The source of the trouble is tax. Barring a victory on appeal, Essar will no longer be able to defer paying $1.2 billion of sales tax on revenues from its flagship refinery in the Indian state of Gujarat. The cost to Essar is less than $1.2 billion because this is tax that would have had to be paid eventually. According to estimates by Deutsche Bank, the net present value of the lost tax benefit is about $300 million. Nearly $900 million of market cap has been wiped from the company this week, but Essar now has a proven ability to shock and shareholders can be forgiven for wondering if it will do so again.
Investors who paid about 20 times forecast earnings for the shares in 2010 must regret brushing aside big risks outlined in the group’s IPO prospectus. Big plans to expand the group’s refining operations and build nearly 10,000 megawatts of new power generation capacity remain in place.

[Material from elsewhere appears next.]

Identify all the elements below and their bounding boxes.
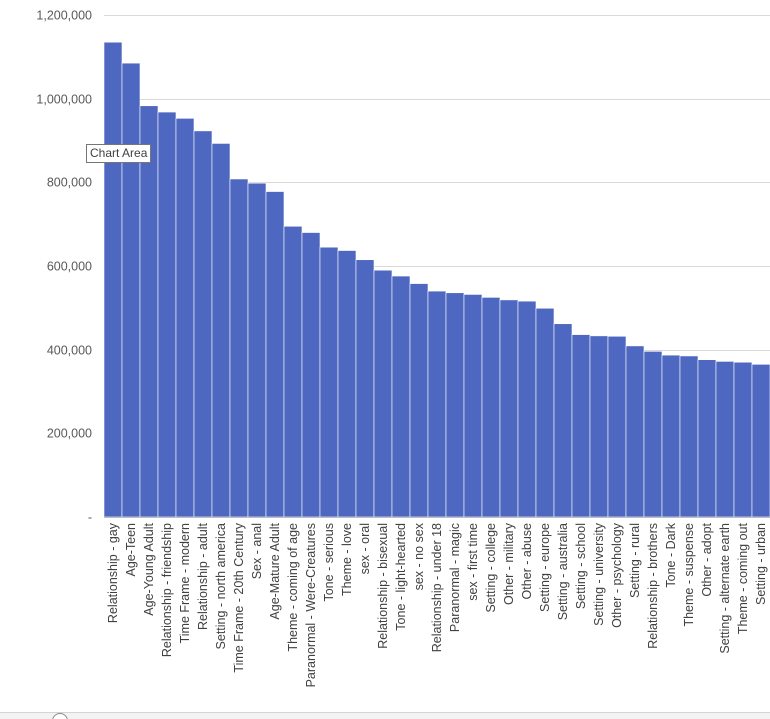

In a country where 400 million people still lack basic access to electricity the new capacity is also needed. But red tape has stymied new power projects throughout the country. In Essar’s case, governance issues have also weighed: the chairman, Ravi Ruia, was forced to step aside after he became embroiled in an Indian telecoms scandal.
Today’s forward p/e ratio on Essar shares of about seven better reflects the multi-layered risks. But it also comprises hope that India will push through reforms that will make life easier for industrialists. Will that be forthcoming? Power industry executives, pleading their case on January 18, left Prime Minister Manmohan Singh promising to set up a new committee to examine the problem. Yet there were few specifics.
Shares in the London-listed India-based energy group are worth barely a third of the May 2010 flotation price. Yes, it is a more reasonable valuation. But the all-too-real risks still appear to outweigh the potential rewards.